Subs for Germany: Schurrle for Kramer 32, Gotze for Klose 88, Mertesacker for Ozil 120.
Subs for Argentina: Aguero for Lavezzi 45, Palacio for Higuain 78, Gago for Perez 88.
Referee: Nicola Rizzoli.
Germany suffer a setback 10 minutes before kick-off as Sami Khedira picks up an injury in the pre-match warm-up. The Real Madrid midfielder is replaced by Christoph Kramer.
Gonzalo Higuain squanders a glorious chance as he scuffs horribly wide after being put clean through by a woefully misplaced header by Germany’s Toni Kroos.
Bastian Schweinsteiger becomes the first player of the night to be booked, for a foul on Ezequiel Lavezzi.

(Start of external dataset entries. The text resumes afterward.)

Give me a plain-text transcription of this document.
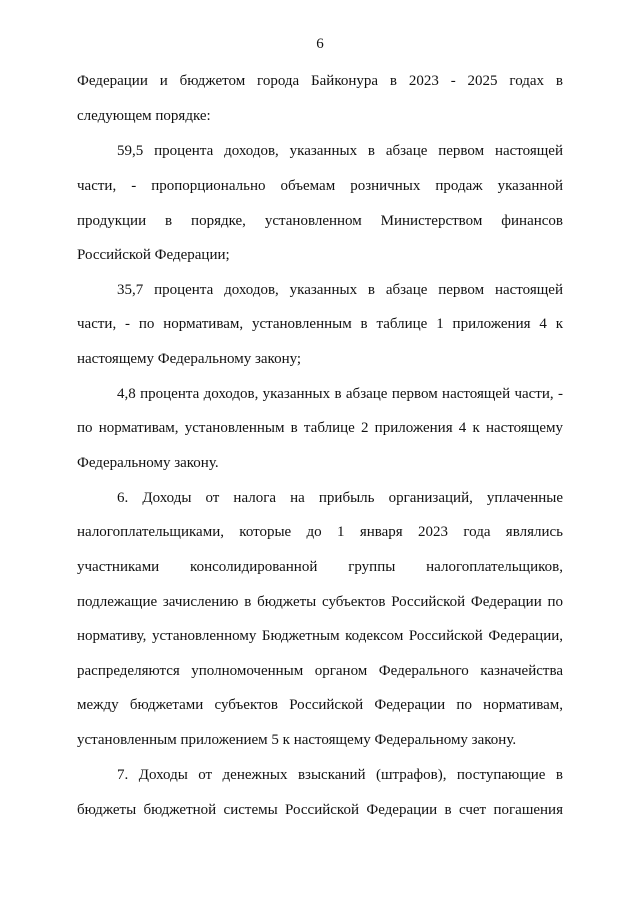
6
Федерации и бюджетом города Байконура в 2023 - 2025 годах в
следующем порядке:
59,5 процента доходов, указанных в абзаце первом настоящей
части, - пропорционально объемам розничных продаж указанной
продукции в порядке, установленном Министерством финансов
Российской Федерации;
35,7 процента доходов, указанных в абзаце первом настоящей
части, - по нормативам, установленным в таблице 1 приложения 4 к
настоящему Федеральному закону;
4,8 процента доходов, указанных в абзаце первом настоящей части, -
по нормативам, установленным в таблице 2 приложения 4 к настоящему
Федеральному закону.
6. Доходы от налога на прибыль организаций, уплаченные
налогоплательщиками, которые до 1 января 2023 года являлись
участниками консолидированной группы налогоплательщиков,
подлежащие зачислению в бюджеты субъектов Российской Федерации по
нормативу, установленному Бюджетным кодексом Российской Федерации,
распределяются уполномоченным органом Федерального казначейства
между бюджетами субъектов Российской Федерации по нормативам,
установленным приложением 5 к настоящему Федеральному закону.
7. Доходы от денежных взысканий (штрафов), поступающие в
бюджеты бюджетной системы Российской Федерации в счет погашения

Higuain thinks he’s put Argentina in front after turning Lavezzi’s cross past Manuel Neuer. However, his celebrations are cut short as a late — but correct — flag sees the ‘goal’ ruled out for offside.
Eleventh-hour call-up Kramer, who had been struggling to shake off the effects of a head injury, is forced off and replaced by Andre Schurrle.
Benedikt Howedes is booked for a horrendous tackle on Pablo Zabaleta.
45 + 1
A dramatic finale to the first half as Howedes’ header hits the post, strikes an offside Thomas Muller’s leg and rolls into Sergio Romero’s hands.
Argentina make a half-time change as Sergio Aguero replaces Lavezzi.
Lionel Messi gets played through by Lucas Biglia but his scuffed effort rolls agonisingly wide. A big chance missed.
Javier Mascherano goes into referee Nicola Rizzoli’s book after fouling Miroslav Klose.
Aguero quickly joins Mascherano in the book as the temperature rises.
The luckless Higuain is replaced by Rodrigo Palacio.
Argentina coach Alejandro Sabella makes his final change, bringing on Fernando Gago for Enzo Perez.
The World Cup’s most prolific striker, Miroslav Klose, is replaced by Mario Gotze as extra-time beckons.
A dramatic start to extra-time as Schurrle’s shot forces a save from Romero.
Palacio has a glorious chance to break the deadlock as his lob beats Neuer but drops wide.
GOAL. Germany make the breakthrough as Mario Gotze is found by fellow substitute Schurrle, brings the ball down on his chest and fires his volley past Romero.
Germany shore up the defence by bringing defender Per Mertesacker on for midfielder Mesut Ozil.
Argentina are awarded a late chance to force penalties but Messi’s free-kick is high, wide and not so handsome. Moments later the final whistle blows and Germany are champions.